Some sections of a website will be a constant throughout the web design such as the header and footer, so here’s a bit about each component of any web page:

The header is at the top of every web page with the logo and menu navigation. It’s a global feature that’s carried throughout the website, mainly used for easy navigation between pages.

The body of each page can be different and should be, these are unique to the page they’re displayed for and include the bulk of the design and content for the web page.

The footer is at the bottom of every web page and is usually another global feature like the header. This may have menu navigation for pages similar to the header with disclaimers about copyright, and privacy policies.

User testing

Part of ensuring your web page works the way it was designed to is through monitoring it’s usage and recognising any ‘snag’ points creating a barrier for users. Hotjar is a tool that records web page visits anonymously, showing you a user’s experience on the website through recorded visits. This can be used to adapt pages and notice issues early on.

With all these pages on your website, how do you know which page to update first? Well, every website should have analytics of some sort installed.
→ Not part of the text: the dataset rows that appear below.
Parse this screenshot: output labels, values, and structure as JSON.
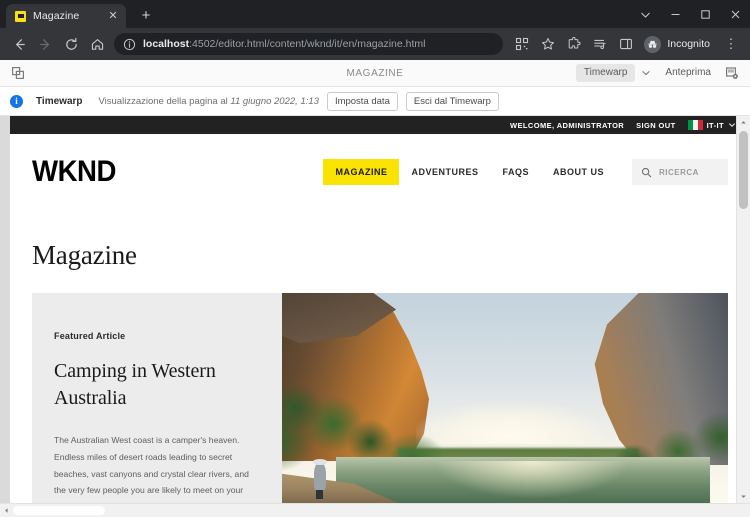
{
  "browser": {
    "tab": {
      "title": "Magazine",
      "favicon_name": "wknd-favicon",
      "close_label": "✕"
    },
    "new_tab_label": "+",
    "window_controls": {
      "minimize": "minimize-button",
      "maximize": "maximize-button",
      "close": "close-button",
      "more": "window-more-button"
    },
    "nav": {
      "back": "←",
      "forward": "→",
      "reload": "↻",
      "home": "⌂"
    },
    "omnibox": {
      "host": "localhost",
      "path": ":4502/editor.html/content/wknd/it/en/magazine.html",
      "full_url": "localhost:4502/editor.html/content/wknd/it/en/magazine.html",
      "info_icon": "site-info-icon"
    },
    "toolbar_icons": [
      "qr-code-icon",
      "bookmark-star-icon",
      "extensions-puzzle-icon",
      "reading-list-icon",
      "side-panel-icon"
    ],
    "profile": {
      "label": "Incognito",
      "avatar_icon": "incognito-hat-icon"
    },
    "menu_label": "⋮"
  },
  "aem_editor": {
    "rail_toggle_icon": "side-rail-toggle-icon",
    "page_title": "MAGAZINE",
    "mode_selector": {
      "label": "Timewarp",
      "caret_icon": "chevron-down-icon"
    },
    "preview_button": "Anteprima",
    "page_properties_icon": "page-properties-icon"
  },
  "timewarp_bar": {
    "info_icon": "info-circle-icon",
    "info_glyph": "i",
    "label": "Timewarp",
    "message_prefix": "Visualizzazione della pagina al ",
    "message_date": "11 giugno 2022, 1:13",
    "set_date_button": "Imposta data",
    "exit_button": "Esci dal Timewarp"
  },
  "site": {
    "topbar": {
      "welcome": "WELCOME, ADMINISTRATOR",
      "sign_out": "SIGN OUT",
      "flag_name": "italy-flag-icon",
      "language": "IT-IT",
      "language_caret_icon": "chevron-down-icon"
    },
    "logo": "WKND",
    "nav": [
      {
        "label": "MAGAZINE",
        "active": true
      },
      {
        "label": "ADVENTURES",
        "active": false
      },
      {
        "label": "FAQS",
        "active": false
      },
      {
        "label": "ABOUT US",
        "active": false
      }
    ],
    "search": {
      "placeholder": "RICERCA",
      "icon": "search-icon"
    },
    "page_title": "Magazine",
    "featured": {
      "eyebrow": "Featured Article",
      "title": "Camping in Western Australia",
      "body": "The Australian West coast is a camper's heaven. Endless miles of desert roads leading to secret beaches, vast canyons and crystal clear rivers, and the very few people you are likely to meet on your journey will be some of the most easy-",
      "image_alt": "Gorge with orange sunlit cliffs, green trees and a reflective river"
    }
  },
  "colors": {
    "accent_yellow": "#fae300",
    "site_dark": "#222222",
    "browser_chrome": "#35363a",
    "browser_dark": "#202124",
    "info_blue": "#1473e6"
  },
  "scrollbars": {
    "vertical_up_icon": "scroll-up-arrow-icon",
    "vertical_down_icon": "scroll-down-arrow-icon",
    "horizontal_left_icon": "scroll-left-arrow-icon"
  }
}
If you view your webpages on analytics and sort by pageviews, you can see the top performing pages, these are ones you should start with.

Asking your work colleagues would also be a good idea if you have them look through the business website, what do they think could be added? Having people you know look through might bring about better feedback and good ideas.

Designing with SEO in mind

Designing with SEO in mind means designing for users and search engine bots. It combines technical content formatting with what a web searcher is wanting to find on your web page. 

Technical formatting involves understanding the level of headings you apply to pages for example it’s recommended every page has one h1 (the largest heading) to represent the purpose of the page. As well as paragraphs to contain the bulk of the content. Google’s search bots analyse all of this and understand what your page is about based on the keywords you have in your content and title, and the quality of it all. 

This is where writing for search engine bots and users fits hand in glove. Google’s ranking algorithms are designed to mimic how a web user would judge a website, so writing for users, for the most part, is writing for Google. Though it is well worth being aware of technical factors on-page like meta titles and descriptions, as well as writing enough relevant content on the subject of the page.

As an agency, we use all kinds of tools to help us deliver high quality SEO for our clients. One tool we think is easy to use for those with no budget to spend on tools would be https://www.seoptimer.com/, it’s a quick SEO audit tool that can analyse any web page, just enter the URL.

Explore Conversion Rate Optimisation

CRO or conversion rate optimisation is the process of changing a web page to increase the chances a user will take a desired action, like enquiring. 

To begin this process, we should understand what a user would need to take our action. So for enquiring, we should add a contact form, email address, and phone number – to ensure our contact details are seen. Then we can think about encouraging a user to enquire. So we could add calls to action throughout the page; these are buttons that could say “get in touch” or “enquire today” with a link to the contact page – or adding “get in touch with our team” to the end of paragraphs. Call to actions work well at drawing attention to our action of enquiring, while the contact details and contact form give them the means to enquire.


And that about wraps up our guide on web page design. Using the devices we’ve talked about will really help shape your web pages and website as a whole, whilst performing optimally to generate business from your website.